Pandemic-caused recession leads to drop in meat consumption
By Mariel Alison L. Aguinaldo
Consumers are buying less expensive cuts of their preferred meat or scrapping meat from their diet altogether, said global food industry experts, who cited the financial uncertainty brought about by the coronavirus pandemic.
“People do not consume as much at home. Despite all the conversations about how they are cooking more and entertaining more, what they’re doing at home, it’s different,” said Rupert Claxton, meat director at international food industry research firm Gira, in a webinar.
Consumption may drop even further as more employees are laid off from work. In April, the International Monetary Fund said that the current recession would be the worst since the 1930s Great Depression. In the Philippines, the latest Labor Force Survey showed the unemployment rate surged 17.7% in April from the 5.1% recorded in the same month last year, or equivalent to a total of 7.25 million jobless Filipinos that month compared to the 2.27 million in April 2019.
According to the panel, this has led consumers to pull back on meat consumption and switch to cheaper alternatives, such as poultry and fish, or even stop eating meat altogether.
“In Asia… we could survive without meat with food that can fill up the stomach, such as noodles and rice. You could survive on less than a dollar a day,” said Gordon Butland, director at G&S Agri Consultants Co., Ltd, in the same session.
It may take a while before meat markets fully recover.

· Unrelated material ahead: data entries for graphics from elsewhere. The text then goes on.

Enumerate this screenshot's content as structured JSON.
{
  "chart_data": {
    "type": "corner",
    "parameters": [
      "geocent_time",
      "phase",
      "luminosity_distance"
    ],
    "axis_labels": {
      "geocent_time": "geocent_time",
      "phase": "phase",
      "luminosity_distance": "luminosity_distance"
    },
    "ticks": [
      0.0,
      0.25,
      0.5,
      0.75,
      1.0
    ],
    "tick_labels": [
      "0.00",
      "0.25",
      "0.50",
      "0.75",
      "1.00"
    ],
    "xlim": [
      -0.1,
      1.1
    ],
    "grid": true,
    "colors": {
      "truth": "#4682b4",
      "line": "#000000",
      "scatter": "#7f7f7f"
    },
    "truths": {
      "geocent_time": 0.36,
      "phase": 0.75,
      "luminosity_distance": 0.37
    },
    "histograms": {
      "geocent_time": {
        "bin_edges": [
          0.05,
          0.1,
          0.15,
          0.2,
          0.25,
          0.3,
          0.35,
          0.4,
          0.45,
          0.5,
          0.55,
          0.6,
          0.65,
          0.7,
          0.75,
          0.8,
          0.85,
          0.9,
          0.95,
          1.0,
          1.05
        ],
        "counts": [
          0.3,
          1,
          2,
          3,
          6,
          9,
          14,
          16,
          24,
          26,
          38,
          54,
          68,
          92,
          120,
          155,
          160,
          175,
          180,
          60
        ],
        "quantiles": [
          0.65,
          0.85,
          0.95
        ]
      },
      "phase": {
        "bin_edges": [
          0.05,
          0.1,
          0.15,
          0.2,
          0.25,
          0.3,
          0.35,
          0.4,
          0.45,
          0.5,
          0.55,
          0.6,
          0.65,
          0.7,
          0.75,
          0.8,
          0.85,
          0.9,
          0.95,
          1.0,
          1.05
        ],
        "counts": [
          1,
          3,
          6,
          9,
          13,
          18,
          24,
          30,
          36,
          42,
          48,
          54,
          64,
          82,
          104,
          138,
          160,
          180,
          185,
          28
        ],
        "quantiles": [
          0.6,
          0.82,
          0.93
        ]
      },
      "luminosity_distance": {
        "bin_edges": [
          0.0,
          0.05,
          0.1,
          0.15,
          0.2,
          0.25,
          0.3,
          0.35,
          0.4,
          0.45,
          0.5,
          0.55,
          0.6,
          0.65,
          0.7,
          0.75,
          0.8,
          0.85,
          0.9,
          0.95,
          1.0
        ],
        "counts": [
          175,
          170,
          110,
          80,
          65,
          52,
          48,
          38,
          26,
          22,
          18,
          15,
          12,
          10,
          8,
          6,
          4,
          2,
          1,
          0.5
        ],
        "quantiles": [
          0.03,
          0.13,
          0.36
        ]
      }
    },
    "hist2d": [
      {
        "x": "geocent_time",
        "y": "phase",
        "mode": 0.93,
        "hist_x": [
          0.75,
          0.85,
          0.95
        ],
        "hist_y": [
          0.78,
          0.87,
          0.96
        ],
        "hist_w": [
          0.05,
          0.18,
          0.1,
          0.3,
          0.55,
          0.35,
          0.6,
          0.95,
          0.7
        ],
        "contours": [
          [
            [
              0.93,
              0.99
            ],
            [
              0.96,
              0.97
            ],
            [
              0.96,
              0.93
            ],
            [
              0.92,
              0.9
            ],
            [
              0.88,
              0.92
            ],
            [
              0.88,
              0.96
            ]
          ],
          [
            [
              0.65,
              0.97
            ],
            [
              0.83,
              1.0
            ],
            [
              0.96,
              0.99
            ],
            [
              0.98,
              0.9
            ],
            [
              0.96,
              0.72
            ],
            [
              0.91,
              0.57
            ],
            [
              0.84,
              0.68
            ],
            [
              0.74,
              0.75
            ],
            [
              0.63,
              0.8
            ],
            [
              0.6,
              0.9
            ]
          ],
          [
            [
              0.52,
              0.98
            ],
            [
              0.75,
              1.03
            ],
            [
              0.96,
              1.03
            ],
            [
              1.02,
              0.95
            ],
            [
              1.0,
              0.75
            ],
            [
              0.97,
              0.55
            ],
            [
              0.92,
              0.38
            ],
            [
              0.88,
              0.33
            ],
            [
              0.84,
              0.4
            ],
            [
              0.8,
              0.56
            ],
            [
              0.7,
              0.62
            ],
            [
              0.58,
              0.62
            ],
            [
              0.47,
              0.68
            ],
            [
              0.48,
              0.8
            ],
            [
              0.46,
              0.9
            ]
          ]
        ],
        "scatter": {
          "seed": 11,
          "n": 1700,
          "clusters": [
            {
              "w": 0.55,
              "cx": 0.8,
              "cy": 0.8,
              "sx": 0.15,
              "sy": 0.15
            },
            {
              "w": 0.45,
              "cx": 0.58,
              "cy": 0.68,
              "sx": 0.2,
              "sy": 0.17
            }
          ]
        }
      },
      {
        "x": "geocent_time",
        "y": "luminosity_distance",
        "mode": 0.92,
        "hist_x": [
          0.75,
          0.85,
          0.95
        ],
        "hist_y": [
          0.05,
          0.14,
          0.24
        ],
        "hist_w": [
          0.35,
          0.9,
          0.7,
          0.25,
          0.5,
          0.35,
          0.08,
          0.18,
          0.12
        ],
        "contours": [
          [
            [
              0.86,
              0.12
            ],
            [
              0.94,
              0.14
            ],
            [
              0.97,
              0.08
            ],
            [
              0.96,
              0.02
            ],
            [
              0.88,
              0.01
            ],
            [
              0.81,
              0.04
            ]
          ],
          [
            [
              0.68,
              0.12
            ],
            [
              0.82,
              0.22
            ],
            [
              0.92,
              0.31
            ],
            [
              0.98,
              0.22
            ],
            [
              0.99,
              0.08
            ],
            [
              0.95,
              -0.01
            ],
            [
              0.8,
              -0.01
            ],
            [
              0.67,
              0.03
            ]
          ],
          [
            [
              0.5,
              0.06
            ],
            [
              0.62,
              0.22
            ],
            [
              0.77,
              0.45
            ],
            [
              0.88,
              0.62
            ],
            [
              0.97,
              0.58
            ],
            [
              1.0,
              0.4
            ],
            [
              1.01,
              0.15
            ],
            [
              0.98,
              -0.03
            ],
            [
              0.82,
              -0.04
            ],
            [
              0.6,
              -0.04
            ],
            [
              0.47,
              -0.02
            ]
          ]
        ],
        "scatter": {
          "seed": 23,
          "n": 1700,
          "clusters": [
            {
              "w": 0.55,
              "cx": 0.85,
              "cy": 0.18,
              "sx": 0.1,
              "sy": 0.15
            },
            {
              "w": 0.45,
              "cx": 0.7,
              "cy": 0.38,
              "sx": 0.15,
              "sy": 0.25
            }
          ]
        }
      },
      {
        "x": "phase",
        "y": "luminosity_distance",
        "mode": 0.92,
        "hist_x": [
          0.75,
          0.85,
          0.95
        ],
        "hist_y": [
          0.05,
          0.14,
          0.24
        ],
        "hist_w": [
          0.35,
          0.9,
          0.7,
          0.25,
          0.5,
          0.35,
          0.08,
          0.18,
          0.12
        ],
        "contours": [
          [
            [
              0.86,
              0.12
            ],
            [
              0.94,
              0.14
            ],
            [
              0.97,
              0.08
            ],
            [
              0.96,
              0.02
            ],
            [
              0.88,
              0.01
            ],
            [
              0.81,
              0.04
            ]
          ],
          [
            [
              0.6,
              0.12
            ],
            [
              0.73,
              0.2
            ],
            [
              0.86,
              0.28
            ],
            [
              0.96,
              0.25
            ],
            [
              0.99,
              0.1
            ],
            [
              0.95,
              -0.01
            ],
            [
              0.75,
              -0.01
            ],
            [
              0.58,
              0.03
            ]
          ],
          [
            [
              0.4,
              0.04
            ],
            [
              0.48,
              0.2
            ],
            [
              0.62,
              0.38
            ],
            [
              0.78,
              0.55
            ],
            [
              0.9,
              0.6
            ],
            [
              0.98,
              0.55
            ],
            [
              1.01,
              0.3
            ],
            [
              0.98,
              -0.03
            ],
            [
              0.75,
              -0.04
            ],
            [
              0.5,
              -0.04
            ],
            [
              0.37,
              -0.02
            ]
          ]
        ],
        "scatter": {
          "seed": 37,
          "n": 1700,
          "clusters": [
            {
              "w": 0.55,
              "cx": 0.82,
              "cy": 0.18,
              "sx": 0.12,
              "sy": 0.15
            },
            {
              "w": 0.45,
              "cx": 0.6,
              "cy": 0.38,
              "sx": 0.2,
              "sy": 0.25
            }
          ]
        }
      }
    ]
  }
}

While China’s food-service sector is expected to be back in full swing back in 2021, its US and Europe counterparts are expected to continue suffering from negative sales in the same year. “[Recovery is] going to be very slow, and people are going to be cautious because of the recessionary impact, said Mr. Claxton.
Furthermore, the length of the recession will dictate consumer habits. “If these forced changes of availability or [expensiveness] are short, you’d probably go back very close to what your habits were before. But if that duration is prolonged… there could be a partial or total permanent change in habits,” said Mr. Butland.